Kalau kau (juga) ingin pergi, pergilah!
Karena sejak semuanya pergi, aku bahkan tak ingin percaya
siapa pun lagi. Sejak semuanya meninggalkanku, sejak semuanya entah ke mana,
aku merasa tak butuh lagi ditemani. Bukan karena aku mampu sendiri. Bukan!
Tapi, sejak semuanya hilang, aku merasa aku memang tak pantas ditemani. Maka,
jika kau (juga) ingin pergi, pergilah!
Iya, aku memang tak pantas untuk berteman dengan siapapun. Apalagi
ditemani siapapun. Aku cukup mengerti siapa aku. Aku cukup mengerti kelebihanku
yang tak lain adalah kekurangan yang berlebih. Yang tak membuat siapapun merasa
nyaman. Mana mungkin kau betah menemaniku. Aku tahu itu. Dan aku cukup mengerti
diriku. Aku paham.
Tak usah kau protes pula aku yang tak acuh ini. Tidak perlu.

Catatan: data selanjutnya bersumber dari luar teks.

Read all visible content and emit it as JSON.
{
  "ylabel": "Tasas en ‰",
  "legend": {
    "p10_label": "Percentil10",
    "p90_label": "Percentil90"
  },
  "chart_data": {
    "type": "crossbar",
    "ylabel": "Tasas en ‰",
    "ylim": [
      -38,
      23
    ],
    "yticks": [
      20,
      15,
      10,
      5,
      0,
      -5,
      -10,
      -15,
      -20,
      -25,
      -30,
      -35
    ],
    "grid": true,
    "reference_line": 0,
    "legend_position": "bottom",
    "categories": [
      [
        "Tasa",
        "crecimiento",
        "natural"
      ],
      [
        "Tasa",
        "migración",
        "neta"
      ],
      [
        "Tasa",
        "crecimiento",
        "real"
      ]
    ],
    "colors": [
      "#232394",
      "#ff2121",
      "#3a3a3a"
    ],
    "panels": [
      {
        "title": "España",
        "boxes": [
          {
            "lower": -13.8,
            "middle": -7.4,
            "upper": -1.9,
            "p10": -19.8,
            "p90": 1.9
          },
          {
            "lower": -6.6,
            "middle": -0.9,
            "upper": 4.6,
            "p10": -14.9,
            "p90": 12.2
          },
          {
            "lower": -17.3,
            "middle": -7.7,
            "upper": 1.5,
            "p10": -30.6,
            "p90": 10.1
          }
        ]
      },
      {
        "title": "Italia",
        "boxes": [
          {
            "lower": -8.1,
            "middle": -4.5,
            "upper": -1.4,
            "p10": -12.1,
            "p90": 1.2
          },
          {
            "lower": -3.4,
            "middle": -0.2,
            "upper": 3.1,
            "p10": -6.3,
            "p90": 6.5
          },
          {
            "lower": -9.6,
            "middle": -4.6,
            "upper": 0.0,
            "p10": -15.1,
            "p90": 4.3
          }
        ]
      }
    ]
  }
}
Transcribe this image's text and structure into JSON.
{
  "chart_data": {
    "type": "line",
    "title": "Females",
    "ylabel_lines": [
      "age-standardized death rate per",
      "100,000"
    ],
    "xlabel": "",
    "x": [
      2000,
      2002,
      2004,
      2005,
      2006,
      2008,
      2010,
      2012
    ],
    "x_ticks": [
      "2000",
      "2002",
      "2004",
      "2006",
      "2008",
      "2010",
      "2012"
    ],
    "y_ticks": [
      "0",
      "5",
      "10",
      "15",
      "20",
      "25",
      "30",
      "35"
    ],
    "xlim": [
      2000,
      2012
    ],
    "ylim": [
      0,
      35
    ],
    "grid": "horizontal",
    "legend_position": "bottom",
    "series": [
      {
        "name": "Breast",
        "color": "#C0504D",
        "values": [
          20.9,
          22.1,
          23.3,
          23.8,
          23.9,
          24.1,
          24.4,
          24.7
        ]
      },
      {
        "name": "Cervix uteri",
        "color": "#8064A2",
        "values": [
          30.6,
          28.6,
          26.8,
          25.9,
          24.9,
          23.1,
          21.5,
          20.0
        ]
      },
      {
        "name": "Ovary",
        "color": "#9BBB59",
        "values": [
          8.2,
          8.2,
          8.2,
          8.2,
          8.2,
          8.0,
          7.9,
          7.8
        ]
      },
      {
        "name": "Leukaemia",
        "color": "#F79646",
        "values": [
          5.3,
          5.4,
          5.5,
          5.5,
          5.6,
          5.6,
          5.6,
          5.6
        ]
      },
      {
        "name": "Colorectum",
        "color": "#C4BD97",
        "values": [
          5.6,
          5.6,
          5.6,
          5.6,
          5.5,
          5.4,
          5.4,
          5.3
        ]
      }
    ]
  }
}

Karena untuk hal ini pun aku cukup tahu. Bahkan, kamu entah orang keberapa yang
mengatakan ini. Cukup! Tak usah kau membahas masalah ini lagi. Aku mengerti
tidak ada orang yang ingin diabaikan. Dan aku paham, kau termasuk di antaranya,
begitupun aku.
Tak perlu kau takut-takuti aku, bahwa ketidak-acuhan ini
bisa membuat yang dekat menjadi jauh. Aku sudah tahu itu. Dan aku cukup
mengerti rasanya tidak dipedulikan. Serta cukup paham rasanya menjadi yang
ditinggalkan. Hanya karena ketidak-acuhan, yang aku akui itu memang menjadi
sakral. Hanya saja, terkadang pasti ada suatu hal yang menyebabkan ‘udang di
balik batu’ ini.
Jangan kau tanya mengapa dan bagaimana. Karena aku sendiri
pun tak tahu. Aku tak cukup mengerti apa aku memang bukan orang yang acuh. Atau
acuhku yang ‘sengaja’ kusembunyikan di balik kata ‘tak’. Aku tak cukup paham
akan hal ini.
Kalau kau (juga) ingin pergi, pergilah!
Tak perlu kau bahas tentang karma. Tentang hukum rimba makan
dan dimakan. Tentang benih yang ditabur dan hasil yang dipanen. Aku sudah tidak
peduli. Sejak semua pergi, dan mungkin kau pun akan menyusul pergi, aku sudah
tak peduli dengan diriku sendiri. Toh, siapa aku? Sudah kubilang dari awal. Aku
bukan siapa-siapa. Siapa yang akan menemaniku. Sudah kutegaskan pada diriku
sendiri, aku memang tak pantas punya teman, apalagi ditemani.
Aku sudah jatuh di jurang yang (kurasa) cukup dalam. Buat
apa kau masih mencoba memberitahuku rasanya jatuh. Sakit, kan? Aku sudah tahu. Aku
mengerti perihnya. Dan aku paham pedihnya yang teramat menyiksa.
Jadi, pergilah!
Aku tak akan menghalangimu pergi. Dan aku tak akan pernah
menyalahkanmu pernah mengunjungiku. Karena sejatinya, akulah di sini yang ‘selalu’
salah. Aku yang tak mampu menjaga pintu yang sedianya telah lama kututup
rapat-rapat.
Pergilah!
Tinggalkan aku dalam rasa hambar yang kian berhambur ini.
Kalau pun tak akan pernah kucecap itu manis. Bolehlah kiranya tak kusesap pahit
ini. Kalau pun memang aku tak pernah ditakdirkan untuk tertawa, aku harap tak ada (lagi) air mata.